The Supreme Court (“Corte di Cassazione”), by decision No. 2872 of 13 February 2015, confirmed the recent and prevailing case-law, according to which “claims made” clause in insurance contracts covering the risk for third party liability is valid and effective.

Before going deeper into the merits of what affirmed within the said decision, it is necessary, for the sack of completeness, to highlight that the clause in point has to be compared with the “loss occurrence” clause. On the other hand, “claims made” policies provide coverage for those claims that are first "made" by a third party against the insured during the policy period, whereas “loss occurrence” policies provide coverage for an act or omission of the insured during the policy period, from which insured’s liability to pay compensation arises.

The Supreme Court affirmed the followings:

to this regard it must be reaffirmed the principle that claims made clause in an insurance policy covering the third party liability (by virtue of which the insurer is obliged to indemnify the insured of the prejudice consequence of unlawful act committed by the insured before the policy inception, if the third party made a claim during the insurance period) is valid and effective, case by case, under an assessment on the merits whether such clause is a restrictive clause under Art. 1341 of the Civil Code”.

Moreover, this opinion is shared by the legal literature, according to which, where in the insurance of goods, the scope of the contract – i.e. the risk – is represented by the material goods and the insurer’s obligation consists accordingly in indemnifying the insured of the good loss or damage, in TPL insurance, the scope of the contract is to protect the insured personal assets.

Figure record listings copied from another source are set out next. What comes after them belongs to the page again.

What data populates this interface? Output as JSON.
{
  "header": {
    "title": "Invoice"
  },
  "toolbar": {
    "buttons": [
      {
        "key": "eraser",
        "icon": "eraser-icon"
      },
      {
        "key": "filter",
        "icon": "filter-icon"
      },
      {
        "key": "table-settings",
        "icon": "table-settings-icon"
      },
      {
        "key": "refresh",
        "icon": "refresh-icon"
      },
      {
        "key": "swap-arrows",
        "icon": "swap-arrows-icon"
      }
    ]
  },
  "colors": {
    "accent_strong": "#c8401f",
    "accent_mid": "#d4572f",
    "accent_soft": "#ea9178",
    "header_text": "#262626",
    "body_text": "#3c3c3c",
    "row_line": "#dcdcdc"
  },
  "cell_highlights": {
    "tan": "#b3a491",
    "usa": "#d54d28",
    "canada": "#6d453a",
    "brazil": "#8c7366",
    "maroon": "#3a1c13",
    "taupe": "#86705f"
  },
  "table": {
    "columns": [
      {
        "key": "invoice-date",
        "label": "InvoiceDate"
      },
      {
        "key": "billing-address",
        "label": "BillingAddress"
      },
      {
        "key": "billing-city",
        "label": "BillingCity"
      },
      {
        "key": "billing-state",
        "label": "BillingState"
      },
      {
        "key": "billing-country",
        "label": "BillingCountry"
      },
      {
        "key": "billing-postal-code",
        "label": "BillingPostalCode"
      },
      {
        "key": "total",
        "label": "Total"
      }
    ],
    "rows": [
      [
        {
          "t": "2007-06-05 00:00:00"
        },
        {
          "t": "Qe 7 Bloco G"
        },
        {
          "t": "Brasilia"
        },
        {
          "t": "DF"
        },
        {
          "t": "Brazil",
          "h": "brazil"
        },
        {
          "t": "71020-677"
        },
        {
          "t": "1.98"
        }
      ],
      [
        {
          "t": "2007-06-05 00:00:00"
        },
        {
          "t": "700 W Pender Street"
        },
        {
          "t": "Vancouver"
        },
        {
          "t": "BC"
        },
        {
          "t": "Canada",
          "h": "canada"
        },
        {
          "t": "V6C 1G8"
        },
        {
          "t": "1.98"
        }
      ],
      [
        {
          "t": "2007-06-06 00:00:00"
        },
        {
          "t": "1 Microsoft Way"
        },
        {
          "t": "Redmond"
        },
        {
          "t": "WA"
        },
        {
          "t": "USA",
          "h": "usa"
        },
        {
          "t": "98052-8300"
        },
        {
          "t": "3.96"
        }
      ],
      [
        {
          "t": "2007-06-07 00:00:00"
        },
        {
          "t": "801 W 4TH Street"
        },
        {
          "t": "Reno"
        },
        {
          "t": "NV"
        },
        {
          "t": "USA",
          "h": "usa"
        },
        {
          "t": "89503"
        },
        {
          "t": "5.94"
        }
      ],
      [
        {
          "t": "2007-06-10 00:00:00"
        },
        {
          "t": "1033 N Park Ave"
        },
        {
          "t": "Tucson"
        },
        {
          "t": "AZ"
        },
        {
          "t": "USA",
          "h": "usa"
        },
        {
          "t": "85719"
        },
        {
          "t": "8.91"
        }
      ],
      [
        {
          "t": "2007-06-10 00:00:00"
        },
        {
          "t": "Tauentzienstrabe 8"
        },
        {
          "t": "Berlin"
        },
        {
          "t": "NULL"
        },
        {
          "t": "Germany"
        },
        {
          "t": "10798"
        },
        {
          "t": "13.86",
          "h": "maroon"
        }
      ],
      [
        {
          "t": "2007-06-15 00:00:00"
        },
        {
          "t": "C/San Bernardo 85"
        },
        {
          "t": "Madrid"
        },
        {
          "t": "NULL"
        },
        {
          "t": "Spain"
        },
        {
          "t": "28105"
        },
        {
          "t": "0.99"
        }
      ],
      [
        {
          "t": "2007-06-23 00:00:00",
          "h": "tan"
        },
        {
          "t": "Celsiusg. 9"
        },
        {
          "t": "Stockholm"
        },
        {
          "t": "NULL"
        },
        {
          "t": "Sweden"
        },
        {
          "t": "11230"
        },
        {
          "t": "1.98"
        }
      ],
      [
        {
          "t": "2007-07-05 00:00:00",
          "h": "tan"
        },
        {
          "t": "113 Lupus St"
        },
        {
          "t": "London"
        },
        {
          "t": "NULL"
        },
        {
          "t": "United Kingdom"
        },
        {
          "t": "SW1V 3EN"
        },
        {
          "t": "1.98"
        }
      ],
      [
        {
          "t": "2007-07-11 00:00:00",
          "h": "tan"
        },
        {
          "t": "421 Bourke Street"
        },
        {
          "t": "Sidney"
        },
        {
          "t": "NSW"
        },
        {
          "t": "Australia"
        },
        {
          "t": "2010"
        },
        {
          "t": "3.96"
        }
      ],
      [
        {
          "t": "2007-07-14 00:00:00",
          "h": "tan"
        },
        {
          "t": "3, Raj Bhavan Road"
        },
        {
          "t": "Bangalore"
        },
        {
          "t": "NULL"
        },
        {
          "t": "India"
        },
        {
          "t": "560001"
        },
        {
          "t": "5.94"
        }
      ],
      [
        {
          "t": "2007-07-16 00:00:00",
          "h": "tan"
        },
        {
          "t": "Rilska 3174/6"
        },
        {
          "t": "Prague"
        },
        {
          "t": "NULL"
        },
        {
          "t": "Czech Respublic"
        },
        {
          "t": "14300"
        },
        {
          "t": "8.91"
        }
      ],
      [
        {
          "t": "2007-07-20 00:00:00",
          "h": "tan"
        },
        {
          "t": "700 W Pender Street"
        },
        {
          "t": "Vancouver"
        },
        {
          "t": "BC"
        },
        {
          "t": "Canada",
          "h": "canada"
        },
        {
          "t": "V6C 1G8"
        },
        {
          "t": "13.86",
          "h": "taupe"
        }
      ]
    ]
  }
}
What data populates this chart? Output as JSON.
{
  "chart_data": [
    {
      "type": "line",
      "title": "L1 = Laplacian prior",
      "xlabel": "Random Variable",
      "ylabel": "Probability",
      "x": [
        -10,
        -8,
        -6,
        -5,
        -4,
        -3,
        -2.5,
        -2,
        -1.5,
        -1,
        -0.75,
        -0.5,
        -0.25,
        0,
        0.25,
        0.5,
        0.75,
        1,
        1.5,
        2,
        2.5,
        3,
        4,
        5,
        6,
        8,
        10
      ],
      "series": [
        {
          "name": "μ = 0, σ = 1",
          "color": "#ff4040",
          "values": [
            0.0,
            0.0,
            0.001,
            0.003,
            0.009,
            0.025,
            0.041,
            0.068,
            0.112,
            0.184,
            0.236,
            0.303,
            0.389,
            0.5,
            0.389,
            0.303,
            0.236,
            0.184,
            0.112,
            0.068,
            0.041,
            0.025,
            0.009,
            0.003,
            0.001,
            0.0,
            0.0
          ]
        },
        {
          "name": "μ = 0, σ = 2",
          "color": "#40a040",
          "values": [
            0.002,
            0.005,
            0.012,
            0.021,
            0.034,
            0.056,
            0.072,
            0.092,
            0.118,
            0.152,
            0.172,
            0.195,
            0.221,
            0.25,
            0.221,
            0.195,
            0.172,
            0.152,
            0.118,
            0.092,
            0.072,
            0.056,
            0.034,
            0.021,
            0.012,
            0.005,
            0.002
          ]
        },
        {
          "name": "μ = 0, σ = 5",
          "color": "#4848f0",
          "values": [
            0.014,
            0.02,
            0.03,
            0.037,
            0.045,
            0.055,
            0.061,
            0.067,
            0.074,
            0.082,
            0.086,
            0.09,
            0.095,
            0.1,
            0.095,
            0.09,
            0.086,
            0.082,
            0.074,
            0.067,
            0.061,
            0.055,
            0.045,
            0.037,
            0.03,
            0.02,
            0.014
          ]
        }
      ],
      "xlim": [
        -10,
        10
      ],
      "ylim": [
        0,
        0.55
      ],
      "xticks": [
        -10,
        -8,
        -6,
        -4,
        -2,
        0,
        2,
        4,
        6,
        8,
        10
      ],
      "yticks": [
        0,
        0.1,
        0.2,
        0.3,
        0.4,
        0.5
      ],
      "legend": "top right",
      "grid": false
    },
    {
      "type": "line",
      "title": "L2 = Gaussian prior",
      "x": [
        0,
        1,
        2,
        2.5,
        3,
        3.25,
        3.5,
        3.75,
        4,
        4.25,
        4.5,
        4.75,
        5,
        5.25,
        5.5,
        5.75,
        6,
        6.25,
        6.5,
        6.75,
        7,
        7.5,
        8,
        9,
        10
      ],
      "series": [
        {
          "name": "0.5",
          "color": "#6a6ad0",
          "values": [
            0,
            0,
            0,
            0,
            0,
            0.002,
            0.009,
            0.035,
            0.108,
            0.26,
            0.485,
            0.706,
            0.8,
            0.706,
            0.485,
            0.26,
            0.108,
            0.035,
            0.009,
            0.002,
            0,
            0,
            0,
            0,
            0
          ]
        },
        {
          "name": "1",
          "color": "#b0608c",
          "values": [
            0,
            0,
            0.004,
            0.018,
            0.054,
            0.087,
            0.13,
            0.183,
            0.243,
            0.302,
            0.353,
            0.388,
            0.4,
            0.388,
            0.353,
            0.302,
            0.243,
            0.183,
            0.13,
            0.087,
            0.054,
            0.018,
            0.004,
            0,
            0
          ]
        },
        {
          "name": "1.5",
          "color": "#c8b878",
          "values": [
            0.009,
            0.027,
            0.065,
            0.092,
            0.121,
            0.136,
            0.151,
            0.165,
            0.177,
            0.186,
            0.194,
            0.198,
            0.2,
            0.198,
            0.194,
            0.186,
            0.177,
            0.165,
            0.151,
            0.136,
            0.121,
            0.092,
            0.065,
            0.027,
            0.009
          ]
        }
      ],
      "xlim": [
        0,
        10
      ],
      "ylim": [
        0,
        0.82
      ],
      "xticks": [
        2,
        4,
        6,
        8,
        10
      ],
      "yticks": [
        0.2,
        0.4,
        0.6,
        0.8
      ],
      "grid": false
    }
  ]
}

In the recent decision of the Supreme Court, the judges went into the merits of the matter and correctly made it clear (sharing the above mentioned principle) that “claims made” clause cannot, however, be considered as a restrictive clause in abstract, since it does not lay down limitations of liability in favour of the insurer, but defines the scope of the coverage, establishing which claims can be indemnified. By this reasoning, the Supreme Court adhered to the constant legal cases on this matter, which as seen, consider valid the “claims made” clause.

With regard to the profile of voidness that the Supreme Court did not cover, the decision by the Court of Appeal of Rome, No. 312 of 18 January 2012 has to be recalled. It affirms that “if, in particular, the clause was void, that would overwhelm the insurance contract as a whole, with the further consequence that the insured could, at the most, claim the premium back as undue, but he would not be indemnified. Should the “claims made” clause be found void, the insurance agreement could not survive pursuant to Art. 1419 of the Civil Code, since it could not be affirmed that the insurer would have underwrite the risk in any case against the same premium, in the absence of a “claims made” clause and the policy was a “loss occurrence” one. The reason is that the premium in proportion to the “claims made” clause, which circumscribes the insurer’s obligation within a specific period of time, would not be proportionated any more in case of a “loss occurrence” clause, which determines an obligation for a wider and uncontrollable period of time, potentially extended to the time-bar for the third party claim”.

What above is restated by the legal literature, which underlines that in the two kind of insurance (“loss occurrence” and “claims made”), the area of risk (linked to the premium) is different. Therefore, the voidness (or inefficacy) of the “claims made” clause that brings the agreement to the “loss occurrence” scheme, would determine an alteration of the reciprocity of the contract obligations1 , being clear that the parties (in particular, the insurer) would not have concluded the agreement in the absence of the “claims made” clause.